As of the school board meeting on Monday, however, the district had yet to be given an official statement from Jefferson Somerset on what had occurred on Dec. 6, and Arbulu’s attempts to contact the school’s administrators for answers had been ignored.
“We can’t continue like this,” stated Superintendent Arbulu - referencing a history of the school district’s difficulty in getting in touch with the school administrative staff.
Ms. Parrish returned to the podium to agree with Arbulu on the difficulty that the school board and parents faced when contacting Somerset’s school leaders.
“The principal is barely there; anytime you ask to speak with him, he’s not there,” said Parrish, adding that she went to speak with the school in reference to her own child’s treatment and had to wait several hours to meet even with someone regarding the matter.
“What are they doing out there?” Parrish questioned.
School Board Chairperson Bill Brumfield brought up the matter of the district’s elevated expulsion rate. While the Somerset charter may expel a student, the official expulsion still has to be conducted through a private hearing with the school district. As such, the school board sees every expulsion that takes place in the county’s public school system.
“I’ve seen more expulsions since they’ve been here then I’ve seen in my years with the Jefferson County School Board,” declared Brumfield.
School Board member Shirley Washington, who has long issued objections to Somerset’s operations, stated her own concerns regarding the issues placed before the board.
“Sitting here, listening to these parents say what they have said...are we going to wait until something happens to our children? Are we going to wait until someone gets killed? Or drastically hurt?” Washington continued: “These were our children before Somerset came, and when Somerset leaves, they are still going to be our children.”
Washington also accused the school of racist prejudices when it comes to dealing with Jefferson County’s black student population.
“When Somerset was coming into this county, the powerpoint that we saw, I didn’t see children who looked like us.
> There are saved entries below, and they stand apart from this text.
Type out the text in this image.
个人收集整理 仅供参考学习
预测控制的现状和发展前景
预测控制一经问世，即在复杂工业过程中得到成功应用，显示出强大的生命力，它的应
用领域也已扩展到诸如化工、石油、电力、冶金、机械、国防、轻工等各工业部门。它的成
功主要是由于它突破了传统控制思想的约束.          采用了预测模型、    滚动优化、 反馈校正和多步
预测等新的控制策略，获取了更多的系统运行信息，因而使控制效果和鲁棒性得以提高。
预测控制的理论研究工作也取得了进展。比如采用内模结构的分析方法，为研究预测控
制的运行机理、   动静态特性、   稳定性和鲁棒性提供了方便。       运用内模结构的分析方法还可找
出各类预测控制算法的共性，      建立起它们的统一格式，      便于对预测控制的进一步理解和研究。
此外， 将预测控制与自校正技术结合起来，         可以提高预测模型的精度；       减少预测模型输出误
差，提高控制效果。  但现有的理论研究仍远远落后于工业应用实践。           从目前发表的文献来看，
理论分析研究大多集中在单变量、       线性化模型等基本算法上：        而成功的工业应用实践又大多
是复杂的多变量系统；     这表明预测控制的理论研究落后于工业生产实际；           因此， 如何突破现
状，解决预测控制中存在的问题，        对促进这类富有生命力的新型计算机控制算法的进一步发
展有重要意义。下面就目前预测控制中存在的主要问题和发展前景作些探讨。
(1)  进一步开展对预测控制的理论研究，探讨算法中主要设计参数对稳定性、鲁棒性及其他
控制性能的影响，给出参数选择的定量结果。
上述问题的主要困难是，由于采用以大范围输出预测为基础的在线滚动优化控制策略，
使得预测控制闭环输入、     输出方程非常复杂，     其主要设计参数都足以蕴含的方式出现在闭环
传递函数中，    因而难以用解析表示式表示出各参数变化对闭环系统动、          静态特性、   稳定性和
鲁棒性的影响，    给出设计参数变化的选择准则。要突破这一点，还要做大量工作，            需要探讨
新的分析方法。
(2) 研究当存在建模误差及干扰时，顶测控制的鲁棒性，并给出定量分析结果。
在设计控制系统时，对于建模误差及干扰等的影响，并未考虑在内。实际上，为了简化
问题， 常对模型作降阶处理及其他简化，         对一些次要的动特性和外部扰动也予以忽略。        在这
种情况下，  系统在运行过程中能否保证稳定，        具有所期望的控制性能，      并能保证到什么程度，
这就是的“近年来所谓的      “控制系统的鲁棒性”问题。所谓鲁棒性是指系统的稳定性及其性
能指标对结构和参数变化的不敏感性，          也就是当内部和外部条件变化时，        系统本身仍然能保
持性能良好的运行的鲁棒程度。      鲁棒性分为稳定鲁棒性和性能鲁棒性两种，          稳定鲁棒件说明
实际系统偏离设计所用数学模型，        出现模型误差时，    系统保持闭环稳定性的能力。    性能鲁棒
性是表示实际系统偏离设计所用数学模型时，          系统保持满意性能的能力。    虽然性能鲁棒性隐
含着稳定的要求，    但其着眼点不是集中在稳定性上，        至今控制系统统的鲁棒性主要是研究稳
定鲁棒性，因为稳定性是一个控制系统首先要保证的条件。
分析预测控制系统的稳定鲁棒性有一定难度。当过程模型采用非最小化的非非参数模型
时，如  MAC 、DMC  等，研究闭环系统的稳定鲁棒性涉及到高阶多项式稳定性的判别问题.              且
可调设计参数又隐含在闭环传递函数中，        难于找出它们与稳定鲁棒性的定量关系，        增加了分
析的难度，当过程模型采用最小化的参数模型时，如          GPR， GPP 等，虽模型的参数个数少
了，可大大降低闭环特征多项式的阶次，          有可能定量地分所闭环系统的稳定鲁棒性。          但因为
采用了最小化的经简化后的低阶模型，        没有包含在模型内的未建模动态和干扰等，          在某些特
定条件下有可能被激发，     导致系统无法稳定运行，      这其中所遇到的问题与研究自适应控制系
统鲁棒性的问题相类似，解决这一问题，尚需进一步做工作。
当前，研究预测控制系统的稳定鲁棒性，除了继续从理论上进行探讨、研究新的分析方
Every once in awhile, here and there, you might see a black student,” said Washington. “I wondered then, how could they deal with our children when they had never dealt with them before?”
“All of the administrators who we had in this county, that had been dealing with our children - fired,” continued Washington, stating that Somerset had brought its own administrators from South Florida, people that Washington said had ‘no experience dealing with our children.’ “I am definitely concerned about it. These are our children.”
She also referenced how the children of Jefferson Somerset’s leadership staff attended schools in Tallahassee. “If this system is so good, then you shouldn’t mind sending your child to school here.”
According to Brumfield, the school board has no plans to let the matter rest.
“I want you to get ahold of the state,” Brumfield said to Superintendent Arbulu. “And I think we need to have an investigation to see what happened. We want an investigation; this has happened too often.”
School Board member Gladys Roann-Watson also encouraged parents to take their own action on the matter, stating that parents needed to form a coalition and issue their own signed statement, which the school district could present to the state on the parents’ behalf.
“We’re not going to let this matter die without doing something about it,” concluded Brumfield.
ECB Publishing, Inc. contacted the Jefferson County Sheriff’s Office regarding the altercation at Jefferson Somerset.
“We are currently investigating the use of force as well as the incident itself,” said Sheriff McNeill on Wednesday, Dec. 11. While the sheriff’s office is looking into last week’s fight at Jefferson Somerset, McNeill advised that his agency is limited to what information they could release to the public due to the involvement of juveniles in the case.